Younger brother of Carla Walker, murdered at age 17 in 1974. Last night Dateline covered the 1974 cold case rape and murder of this high school student in Texas. The episode (S30, E14: After the Dance) is streaming on Peacock. See also:
https://www.star-telegram.com/news/local/crime/article257750098.html
The case was solved with the help of Othram Labs, https://othram.com/, a private lab that was able to re-evaluate the evidence in this case and with the use of genetic genealogy, establish that the DNA left on the victim’s clothing belonged to a man who had lived a few streets away from her family. The suspect had passed a police polygraph back in the day. Go figure.
If you watch the show, you will see and hear how crime scene investigators in 1974 collected, handled and preserved the evidence so that 21st century technology could be used to solve the crime. One of the many cruel disappointments in the OCCK investigation has been learning over the past 15 years how poorly the state police handled the evidence–mishandled, in fact–from four child murders in the biggest unsolved serial homicide case in Michigan history. You can whine all you want about how limited forensics were back then, but why on earth would this agency not leave everything in order and do the best job they could to preserve evidence and organize files as they, time and again, put this case back on the shelf?
More to the point in 2022, why will the MSP not run the most sophisticated DNA testing available on the evidence they did manage to preserve and keep track of? I’ve told you before, we have offered to help pay for this testing. Even as I type that, I cringe thinking about what that agency did with all of the grant monies it received and how it has never, not once, had to answer or account for how it has spent taxpayer money on this case over the decades in this allegedly “open” case. The last word from anyone with authority in this case concerning DNA was in 2012. A decade ago.

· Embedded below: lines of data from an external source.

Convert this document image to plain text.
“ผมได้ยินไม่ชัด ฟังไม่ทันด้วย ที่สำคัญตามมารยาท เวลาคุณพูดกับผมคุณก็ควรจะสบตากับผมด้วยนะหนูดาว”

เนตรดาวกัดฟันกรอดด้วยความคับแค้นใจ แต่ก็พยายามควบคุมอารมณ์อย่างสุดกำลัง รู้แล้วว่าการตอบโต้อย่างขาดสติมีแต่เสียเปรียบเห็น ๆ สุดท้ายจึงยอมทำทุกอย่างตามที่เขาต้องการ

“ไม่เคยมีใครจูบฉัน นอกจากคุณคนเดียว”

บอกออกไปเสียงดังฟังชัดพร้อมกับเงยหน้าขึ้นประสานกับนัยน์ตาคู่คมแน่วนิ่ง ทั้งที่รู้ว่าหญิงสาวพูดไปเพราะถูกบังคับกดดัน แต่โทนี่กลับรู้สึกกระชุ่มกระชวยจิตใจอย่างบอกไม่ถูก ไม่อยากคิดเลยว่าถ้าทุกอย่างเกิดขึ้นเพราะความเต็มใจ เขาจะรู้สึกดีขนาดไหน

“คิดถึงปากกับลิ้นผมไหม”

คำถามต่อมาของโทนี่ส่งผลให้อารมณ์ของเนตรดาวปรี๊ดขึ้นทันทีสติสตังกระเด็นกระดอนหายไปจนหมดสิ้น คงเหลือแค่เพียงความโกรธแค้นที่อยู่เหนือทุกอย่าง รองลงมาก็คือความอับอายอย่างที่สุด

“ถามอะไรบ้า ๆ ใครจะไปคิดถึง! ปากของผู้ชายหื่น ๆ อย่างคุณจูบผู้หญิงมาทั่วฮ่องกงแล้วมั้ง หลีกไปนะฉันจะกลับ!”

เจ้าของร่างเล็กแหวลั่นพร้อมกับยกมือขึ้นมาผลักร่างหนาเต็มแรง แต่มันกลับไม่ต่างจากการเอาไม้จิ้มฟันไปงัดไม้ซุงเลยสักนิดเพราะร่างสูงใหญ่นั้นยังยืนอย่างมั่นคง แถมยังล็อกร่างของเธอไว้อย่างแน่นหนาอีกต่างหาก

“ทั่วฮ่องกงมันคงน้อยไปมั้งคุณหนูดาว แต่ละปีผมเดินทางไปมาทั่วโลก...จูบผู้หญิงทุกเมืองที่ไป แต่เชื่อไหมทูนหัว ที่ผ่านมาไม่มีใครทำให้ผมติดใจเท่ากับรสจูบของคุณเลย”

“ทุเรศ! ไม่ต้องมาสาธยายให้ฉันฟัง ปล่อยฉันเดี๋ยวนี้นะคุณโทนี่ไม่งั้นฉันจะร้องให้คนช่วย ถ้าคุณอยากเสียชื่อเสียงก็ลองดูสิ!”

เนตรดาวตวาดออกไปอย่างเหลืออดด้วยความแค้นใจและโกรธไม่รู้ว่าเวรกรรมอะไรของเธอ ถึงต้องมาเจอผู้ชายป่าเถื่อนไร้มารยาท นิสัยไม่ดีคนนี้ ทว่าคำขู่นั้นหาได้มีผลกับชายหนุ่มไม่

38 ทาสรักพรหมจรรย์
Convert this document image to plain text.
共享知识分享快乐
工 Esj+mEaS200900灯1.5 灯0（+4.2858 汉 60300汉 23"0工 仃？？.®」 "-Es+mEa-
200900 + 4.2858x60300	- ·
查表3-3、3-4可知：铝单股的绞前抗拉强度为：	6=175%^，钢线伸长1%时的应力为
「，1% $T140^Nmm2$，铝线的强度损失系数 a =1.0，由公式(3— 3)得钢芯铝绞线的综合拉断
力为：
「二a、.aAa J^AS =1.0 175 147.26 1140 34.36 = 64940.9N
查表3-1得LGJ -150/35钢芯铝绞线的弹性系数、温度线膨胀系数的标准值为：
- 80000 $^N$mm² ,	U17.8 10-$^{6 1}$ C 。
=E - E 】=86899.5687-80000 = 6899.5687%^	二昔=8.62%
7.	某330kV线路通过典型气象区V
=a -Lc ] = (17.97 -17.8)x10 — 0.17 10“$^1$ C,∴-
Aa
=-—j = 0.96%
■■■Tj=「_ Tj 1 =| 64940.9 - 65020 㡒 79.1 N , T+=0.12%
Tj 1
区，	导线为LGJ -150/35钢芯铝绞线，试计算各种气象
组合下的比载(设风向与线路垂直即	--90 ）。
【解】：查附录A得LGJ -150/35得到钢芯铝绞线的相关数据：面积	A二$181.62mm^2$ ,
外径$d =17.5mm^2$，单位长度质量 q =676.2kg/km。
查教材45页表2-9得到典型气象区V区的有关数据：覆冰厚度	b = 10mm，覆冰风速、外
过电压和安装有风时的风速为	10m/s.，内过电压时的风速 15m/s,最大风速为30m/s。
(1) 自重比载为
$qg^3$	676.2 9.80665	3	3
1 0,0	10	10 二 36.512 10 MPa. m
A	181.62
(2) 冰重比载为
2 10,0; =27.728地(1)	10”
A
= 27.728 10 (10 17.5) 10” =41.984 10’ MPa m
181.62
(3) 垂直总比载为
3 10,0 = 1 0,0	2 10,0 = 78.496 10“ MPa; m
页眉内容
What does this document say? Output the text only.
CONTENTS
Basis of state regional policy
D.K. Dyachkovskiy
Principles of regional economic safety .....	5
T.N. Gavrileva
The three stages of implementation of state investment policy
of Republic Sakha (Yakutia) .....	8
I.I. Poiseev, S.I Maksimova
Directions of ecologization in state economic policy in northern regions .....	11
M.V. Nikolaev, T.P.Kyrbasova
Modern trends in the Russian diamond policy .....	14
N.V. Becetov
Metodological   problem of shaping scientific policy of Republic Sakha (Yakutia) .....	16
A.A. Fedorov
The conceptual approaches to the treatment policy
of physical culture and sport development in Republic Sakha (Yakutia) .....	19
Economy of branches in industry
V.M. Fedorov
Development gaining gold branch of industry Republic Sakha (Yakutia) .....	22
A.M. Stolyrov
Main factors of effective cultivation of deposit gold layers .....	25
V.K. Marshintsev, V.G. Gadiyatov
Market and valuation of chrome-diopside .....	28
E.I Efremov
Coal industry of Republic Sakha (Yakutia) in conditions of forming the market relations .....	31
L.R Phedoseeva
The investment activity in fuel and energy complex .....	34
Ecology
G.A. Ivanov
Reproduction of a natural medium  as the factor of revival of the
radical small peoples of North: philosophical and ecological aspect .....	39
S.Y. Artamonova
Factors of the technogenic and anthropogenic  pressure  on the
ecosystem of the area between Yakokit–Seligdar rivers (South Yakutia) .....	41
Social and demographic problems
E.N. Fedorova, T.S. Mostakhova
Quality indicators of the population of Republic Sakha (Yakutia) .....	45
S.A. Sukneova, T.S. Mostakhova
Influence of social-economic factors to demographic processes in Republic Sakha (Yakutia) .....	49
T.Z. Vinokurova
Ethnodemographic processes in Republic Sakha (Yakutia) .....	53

There was also mention in the show about how detectives had taken photos of everyone who attended this young woman’s funeral. This reminded me that last year my brothers and I discussed how police had taken photos of not only my brother Tim’s funeral service–many, many photos of people in attendance, but also of the front door to the funeral home where my brother’s body was after the autopsy. Police took photos from the roof of a parking structure across the street from the funeral home. There were photos of my family coming and going. Who else “stopped in,” or tried to?
I am guessing photos were probably taken at Kristine’s service, and maybe even Jill’s and Mark’s. Knowing everything we now know, why can’t we take another look at those photographs to see if we recognize someone from the rogue’s gallery we have seen over the past 15 years? I considered filing a FOIA request with the state police, but I know what would happen. They would charge me a lot of money to do the search (which should take all of 30 minutes) and then tell me one of two things. Can’t find them, therefore they don’t exist, or if I send them $4,500 they will send me some copies. Maybe.
Last year we contacted the Birmingham Police on the off chance they had the photos, at least of the stakeout of the funeral home. They, unlike their predecessors at that PD over the decades, were incredibly helpful, searched the remaining files they had, and could not find any such photos. They did allow my brother to review all of their remaining files in Tim’s case. No charge, no cruelty, no snarky letters from their FOIA people; they showed him what they had. They actually told us because they were our hometown PD, they were there to help however they could, even though they could not change the past. It was obvious most of the case information had been handed over to the state police black hole.
In what world does a victim’s family member have to file a FOIA request and pay a bunch of money in order to look at those old photographs again? After my brother’s funeral, we all had to sit in our living room and go through probably 1,500 photos to tell police who we recognized and who we did not. Because the state police have demonized our family specifically, I am sure if one of the other families had such a request, they would at least get a return phone call.
At the end of the day, the police in Texas wanted to solve this young woman’s murder case and that’s why they stuck with it and pursued every avenue and other resources to get the job done. The serial murder of four children held captive for days before their executions does not merit the same attention by the Michigan State Police?